At the time, my response to her was probably pretty standard for many women, “I know. I just want to get through what’s on my to-do list right now and then I’ll take some time for myself.”
Her response to my poorly thought out plan has pretty much been playing on a constant loop every day since then. “But you’re always going to have a to-do list. When will enough finally be enough?” Sadly, the message didn’t quite sink in at the time. I left thinking, “yeah, BUT…”
Fast forward to about 5 years later, a second child, a lot more responsibility at my office, and involvement in about a half dozen other organizations that I had since added to my plate.
Taking on too much wasn’t NEW for me by any means. I’ve always been one of those people who keeps busy. I’m a doer. I don’t really know what to do with myself if I’m not DOING something. I’m not really very good as just being. There are things to be done!
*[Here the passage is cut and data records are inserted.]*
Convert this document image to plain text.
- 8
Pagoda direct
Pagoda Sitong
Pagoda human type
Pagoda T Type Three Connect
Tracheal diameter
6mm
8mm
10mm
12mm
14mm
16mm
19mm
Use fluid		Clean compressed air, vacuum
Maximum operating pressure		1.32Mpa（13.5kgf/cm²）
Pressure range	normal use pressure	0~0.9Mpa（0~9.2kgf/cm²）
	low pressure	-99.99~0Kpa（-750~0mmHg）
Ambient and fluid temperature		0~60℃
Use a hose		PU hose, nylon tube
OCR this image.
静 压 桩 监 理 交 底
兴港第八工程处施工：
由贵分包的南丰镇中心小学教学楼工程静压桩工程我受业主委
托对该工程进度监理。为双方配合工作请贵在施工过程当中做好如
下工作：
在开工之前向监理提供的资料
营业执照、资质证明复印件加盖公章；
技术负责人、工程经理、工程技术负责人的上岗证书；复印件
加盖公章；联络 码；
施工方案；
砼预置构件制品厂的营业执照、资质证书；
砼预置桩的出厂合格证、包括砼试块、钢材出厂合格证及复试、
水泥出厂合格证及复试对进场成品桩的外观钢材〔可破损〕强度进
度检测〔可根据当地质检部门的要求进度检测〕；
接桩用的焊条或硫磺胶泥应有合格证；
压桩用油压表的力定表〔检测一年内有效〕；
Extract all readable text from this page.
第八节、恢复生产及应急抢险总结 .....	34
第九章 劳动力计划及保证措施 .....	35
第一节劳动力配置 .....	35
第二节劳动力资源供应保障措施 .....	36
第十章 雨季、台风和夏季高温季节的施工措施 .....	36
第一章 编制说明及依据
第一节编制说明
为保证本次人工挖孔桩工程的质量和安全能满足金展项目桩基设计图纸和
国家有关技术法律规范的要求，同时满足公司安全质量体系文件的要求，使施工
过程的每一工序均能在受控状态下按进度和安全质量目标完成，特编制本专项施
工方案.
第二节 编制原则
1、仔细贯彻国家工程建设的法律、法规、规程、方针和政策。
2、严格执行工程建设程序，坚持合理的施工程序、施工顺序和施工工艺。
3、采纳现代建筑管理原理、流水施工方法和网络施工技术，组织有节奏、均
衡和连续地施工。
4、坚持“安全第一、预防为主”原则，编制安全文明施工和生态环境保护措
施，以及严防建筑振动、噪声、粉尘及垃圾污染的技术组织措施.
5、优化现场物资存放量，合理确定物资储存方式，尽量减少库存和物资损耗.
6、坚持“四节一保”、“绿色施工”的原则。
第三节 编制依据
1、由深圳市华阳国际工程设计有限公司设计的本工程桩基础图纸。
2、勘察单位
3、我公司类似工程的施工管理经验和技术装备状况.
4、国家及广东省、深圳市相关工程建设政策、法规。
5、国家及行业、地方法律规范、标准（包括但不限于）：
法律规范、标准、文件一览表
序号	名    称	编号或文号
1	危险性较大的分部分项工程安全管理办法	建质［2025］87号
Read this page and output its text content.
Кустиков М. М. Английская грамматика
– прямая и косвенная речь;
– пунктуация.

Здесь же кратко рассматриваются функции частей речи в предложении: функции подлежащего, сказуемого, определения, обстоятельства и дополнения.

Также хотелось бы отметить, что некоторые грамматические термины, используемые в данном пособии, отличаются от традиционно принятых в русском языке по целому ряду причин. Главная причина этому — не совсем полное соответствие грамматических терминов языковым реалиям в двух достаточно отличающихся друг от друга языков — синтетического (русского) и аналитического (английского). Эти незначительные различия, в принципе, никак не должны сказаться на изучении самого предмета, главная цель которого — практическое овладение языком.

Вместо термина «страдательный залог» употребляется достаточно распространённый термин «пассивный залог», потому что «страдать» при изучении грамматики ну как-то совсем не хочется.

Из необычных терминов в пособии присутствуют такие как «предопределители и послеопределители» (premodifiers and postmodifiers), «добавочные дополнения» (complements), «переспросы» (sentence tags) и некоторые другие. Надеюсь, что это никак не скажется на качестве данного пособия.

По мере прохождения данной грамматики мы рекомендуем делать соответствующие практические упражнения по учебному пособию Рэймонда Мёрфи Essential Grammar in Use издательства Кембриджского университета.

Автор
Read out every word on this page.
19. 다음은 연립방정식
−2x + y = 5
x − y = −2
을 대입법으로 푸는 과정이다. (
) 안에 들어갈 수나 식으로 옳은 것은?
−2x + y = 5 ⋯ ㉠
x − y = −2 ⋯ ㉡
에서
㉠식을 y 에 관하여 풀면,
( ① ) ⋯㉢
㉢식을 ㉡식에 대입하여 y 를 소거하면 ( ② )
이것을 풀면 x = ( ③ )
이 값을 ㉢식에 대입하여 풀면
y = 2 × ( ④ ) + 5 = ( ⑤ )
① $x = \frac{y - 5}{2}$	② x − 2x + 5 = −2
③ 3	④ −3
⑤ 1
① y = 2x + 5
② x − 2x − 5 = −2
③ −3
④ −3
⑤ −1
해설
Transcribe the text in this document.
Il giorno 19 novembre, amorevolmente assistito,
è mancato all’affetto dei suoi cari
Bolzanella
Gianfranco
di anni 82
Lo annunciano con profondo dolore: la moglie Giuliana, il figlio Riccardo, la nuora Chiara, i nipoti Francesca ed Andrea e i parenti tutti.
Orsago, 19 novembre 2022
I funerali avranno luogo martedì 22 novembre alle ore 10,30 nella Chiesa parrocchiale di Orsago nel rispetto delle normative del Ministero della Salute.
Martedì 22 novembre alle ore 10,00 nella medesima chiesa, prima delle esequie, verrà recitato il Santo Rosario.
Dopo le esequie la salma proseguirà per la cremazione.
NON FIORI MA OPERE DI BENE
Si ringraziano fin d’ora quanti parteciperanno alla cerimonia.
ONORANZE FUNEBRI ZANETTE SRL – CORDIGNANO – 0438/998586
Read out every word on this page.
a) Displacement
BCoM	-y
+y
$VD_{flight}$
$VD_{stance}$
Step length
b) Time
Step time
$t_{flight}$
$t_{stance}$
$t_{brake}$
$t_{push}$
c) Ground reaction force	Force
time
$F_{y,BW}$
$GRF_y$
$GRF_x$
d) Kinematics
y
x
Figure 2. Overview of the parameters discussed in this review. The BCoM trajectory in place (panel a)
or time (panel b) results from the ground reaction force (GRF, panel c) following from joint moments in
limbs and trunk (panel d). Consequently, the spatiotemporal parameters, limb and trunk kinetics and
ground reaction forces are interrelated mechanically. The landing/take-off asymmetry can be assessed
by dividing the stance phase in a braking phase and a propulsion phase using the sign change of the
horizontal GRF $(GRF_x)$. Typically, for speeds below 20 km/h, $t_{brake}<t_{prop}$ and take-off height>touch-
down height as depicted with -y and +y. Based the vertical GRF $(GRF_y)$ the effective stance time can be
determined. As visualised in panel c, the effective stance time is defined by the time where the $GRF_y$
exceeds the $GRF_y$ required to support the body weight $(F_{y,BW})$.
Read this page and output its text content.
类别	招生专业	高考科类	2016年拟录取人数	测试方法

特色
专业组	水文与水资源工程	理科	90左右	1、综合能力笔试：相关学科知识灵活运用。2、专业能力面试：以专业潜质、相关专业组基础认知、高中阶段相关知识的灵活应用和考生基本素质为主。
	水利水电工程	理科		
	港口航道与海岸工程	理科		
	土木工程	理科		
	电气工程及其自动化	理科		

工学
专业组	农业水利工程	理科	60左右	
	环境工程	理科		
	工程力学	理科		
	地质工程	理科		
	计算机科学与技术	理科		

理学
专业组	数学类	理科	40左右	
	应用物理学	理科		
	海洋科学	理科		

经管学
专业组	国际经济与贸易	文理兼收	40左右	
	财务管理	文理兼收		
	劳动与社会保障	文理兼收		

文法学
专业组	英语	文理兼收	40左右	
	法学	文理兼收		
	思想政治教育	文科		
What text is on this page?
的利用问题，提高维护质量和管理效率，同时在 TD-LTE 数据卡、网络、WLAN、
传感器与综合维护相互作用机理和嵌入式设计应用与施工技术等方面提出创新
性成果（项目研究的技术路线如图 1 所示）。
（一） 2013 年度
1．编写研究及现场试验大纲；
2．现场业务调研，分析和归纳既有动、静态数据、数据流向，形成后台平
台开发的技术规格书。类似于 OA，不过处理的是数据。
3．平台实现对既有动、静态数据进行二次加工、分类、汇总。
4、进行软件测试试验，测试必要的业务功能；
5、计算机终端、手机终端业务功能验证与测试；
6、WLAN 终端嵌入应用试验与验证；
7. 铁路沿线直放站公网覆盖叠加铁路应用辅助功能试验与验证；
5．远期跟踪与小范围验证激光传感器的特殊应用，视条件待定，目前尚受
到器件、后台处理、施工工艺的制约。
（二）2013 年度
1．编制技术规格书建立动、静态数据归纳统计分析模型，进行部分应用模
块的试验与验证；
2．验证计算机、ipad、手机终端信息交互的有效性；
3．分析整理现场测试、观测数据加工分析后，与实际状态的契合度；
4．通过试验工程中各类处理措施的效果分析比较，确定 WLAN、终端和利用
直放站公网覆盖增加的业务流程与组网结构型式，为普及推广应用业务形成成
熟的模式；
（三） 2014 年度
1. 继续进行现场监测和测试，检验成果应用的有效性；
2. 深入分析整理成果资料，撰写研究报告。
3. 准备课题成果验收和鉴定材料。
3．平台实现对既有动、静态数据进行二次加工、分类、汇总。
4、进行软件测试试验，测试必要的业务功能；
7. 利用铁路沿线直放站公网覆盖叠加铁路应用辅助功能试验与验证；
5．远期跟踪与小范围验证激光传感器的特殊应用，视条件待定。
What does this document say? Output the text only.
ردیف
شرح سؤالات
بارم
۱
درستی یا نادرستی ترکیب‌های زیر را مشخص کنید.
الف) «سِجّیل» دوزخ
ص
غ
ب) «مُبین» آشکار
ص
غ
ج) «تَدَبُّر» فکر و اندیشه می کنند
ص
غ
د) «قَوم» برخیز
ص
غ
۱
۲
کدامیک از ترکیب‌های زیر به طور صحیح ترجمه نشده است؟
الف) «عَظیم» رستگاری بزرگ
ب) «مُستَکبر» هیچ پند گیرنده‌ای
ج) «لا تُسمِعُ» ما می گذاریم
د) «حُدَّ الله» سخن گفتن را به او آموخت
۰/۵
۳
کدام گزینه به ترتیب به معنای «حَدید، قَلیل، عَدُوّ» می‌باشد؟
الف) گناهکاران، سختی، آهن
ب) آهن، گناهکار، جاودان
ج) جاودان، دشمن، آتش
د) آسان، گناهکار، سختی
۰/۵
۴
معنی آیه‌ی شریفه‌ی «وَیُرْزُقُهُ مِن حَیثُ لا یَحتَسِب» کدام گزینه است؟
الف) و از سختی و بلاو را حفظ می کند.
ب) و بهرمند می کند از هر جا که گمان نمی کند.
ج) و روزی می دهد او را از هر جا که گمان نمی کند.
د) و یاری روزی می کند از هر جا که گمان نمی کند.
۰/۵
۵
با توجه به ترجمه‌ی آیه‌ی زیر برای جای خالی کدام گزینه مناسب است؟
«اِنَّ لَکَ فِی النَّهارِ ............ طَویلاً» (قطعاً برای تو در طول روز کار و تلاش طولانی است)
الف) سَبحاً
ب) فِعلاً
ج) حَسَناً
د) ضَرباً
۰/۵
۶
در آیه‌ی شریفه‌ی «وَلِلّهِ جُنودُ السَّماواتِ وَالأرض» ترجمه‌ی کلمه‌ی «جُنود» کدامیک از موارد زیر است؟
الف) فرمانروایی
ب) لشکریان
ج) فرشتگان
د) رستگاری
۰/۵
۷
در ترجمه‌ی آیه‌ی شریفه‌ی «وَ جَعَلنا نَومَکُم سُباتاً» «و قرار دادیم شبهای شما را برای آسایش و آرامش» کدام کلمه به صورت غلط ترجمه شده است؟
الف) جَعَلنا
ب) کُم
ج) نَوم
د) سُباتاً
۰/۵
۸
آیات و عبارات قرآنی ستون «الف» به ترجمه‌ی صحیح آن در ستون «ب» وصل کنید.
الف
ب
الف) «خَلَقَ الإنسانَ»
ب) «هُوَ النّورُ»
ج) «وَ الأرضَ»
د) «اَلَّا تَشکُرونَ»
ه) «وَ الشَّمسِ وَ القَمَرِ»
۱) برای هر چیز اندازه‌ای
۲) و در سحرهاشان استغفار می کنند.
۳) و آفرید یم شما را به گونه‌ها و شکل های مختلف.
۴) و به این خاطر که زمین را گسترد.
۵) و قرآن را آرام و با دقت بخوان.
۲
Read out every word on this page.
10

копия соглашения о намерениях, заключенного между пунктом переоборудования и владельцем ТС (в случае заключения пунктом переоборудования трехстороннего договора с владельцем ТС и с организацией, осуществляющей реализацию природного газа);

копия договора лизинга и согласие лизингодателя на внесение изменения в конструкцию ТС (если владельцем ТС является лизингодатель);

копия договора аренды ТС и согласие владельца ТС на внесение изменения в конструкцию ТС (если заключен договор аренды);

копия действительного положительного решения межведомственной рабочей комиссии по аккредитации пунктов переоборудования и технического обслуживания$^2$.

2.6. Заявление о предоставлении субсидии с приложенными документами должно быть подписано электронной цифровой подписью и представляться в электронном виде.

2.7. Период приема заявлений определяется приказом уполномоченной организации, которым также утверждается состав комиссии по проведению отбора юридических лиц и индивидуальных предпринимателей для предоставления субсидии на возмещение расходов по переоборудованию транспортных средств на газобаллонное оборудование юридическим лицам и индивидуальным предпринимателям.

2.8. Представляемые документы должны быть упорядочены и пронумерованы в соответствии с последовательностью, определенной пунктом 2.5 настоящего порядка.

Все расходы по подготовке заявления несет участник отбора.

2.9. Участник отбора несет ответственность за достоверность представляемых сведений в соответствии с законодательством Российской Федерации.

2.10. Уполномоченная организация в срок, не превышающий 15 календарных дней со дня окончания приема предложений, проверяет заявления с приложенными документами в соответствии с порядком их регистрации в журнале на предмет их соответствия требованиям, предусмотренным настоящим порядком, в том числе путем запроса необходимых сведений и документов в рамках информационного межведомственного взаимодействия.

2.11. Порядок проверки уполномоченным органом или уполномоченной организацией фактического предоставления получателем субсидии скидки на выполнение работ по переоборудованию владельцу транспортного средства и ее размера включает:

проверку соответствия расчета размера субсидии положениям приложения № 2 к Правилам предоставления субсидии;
Last fall though, I looked back at how I had spent the first 6 months with my newborn and realized that I had let so much get in the way of just being with him. My last baby.
My maternity leave had consisted of conference calls and spreadsheets all while feeding or holding a newborn. Little man was about 6 weeks old when he attended his first HR meeting.

My recovery was SLOW. It was complicated. I was frustrated. Yes, I had just had a tiny human pulled from my body, but time doesn’t stop every time someone has a baby. There were things to be done. No time for me. I had originally planned on originally trying to take 3 months off. In the end, I gave up after about 2 and headed back to the office.
I lasted about 3 more before things really started to go downhill. At some point my husband and I were joking about our brains shrinking, I was reading articles on the benefits of under scheduling my children, and at the same time trying to figure out how to volunteer for 3 organizations and maintain two side businesses during my “free time.”
When will enough be enough?
After A LOT of failed rationalization, I finally did it. It was finally enough. I quit. I went on leave. I stepped back and/or took a break from every activity I was doing except for work and family.
It was hard. It IS hard. I have let go of things that I really enjoyed. I’ve put things on hold that I really loved, really brought me happiness. Several of which I still miss very much. I don’t regret it though. I’ve learned a lot. I’m happier. I’m a better parent. Still trying to figure out how to take better care of myself, but not quite as concerned about how much of my life is being shortened.
How about you? I’d love to hear how you have managed your happiness (sanity?) as priorities in life have changed. I need all the help I can get.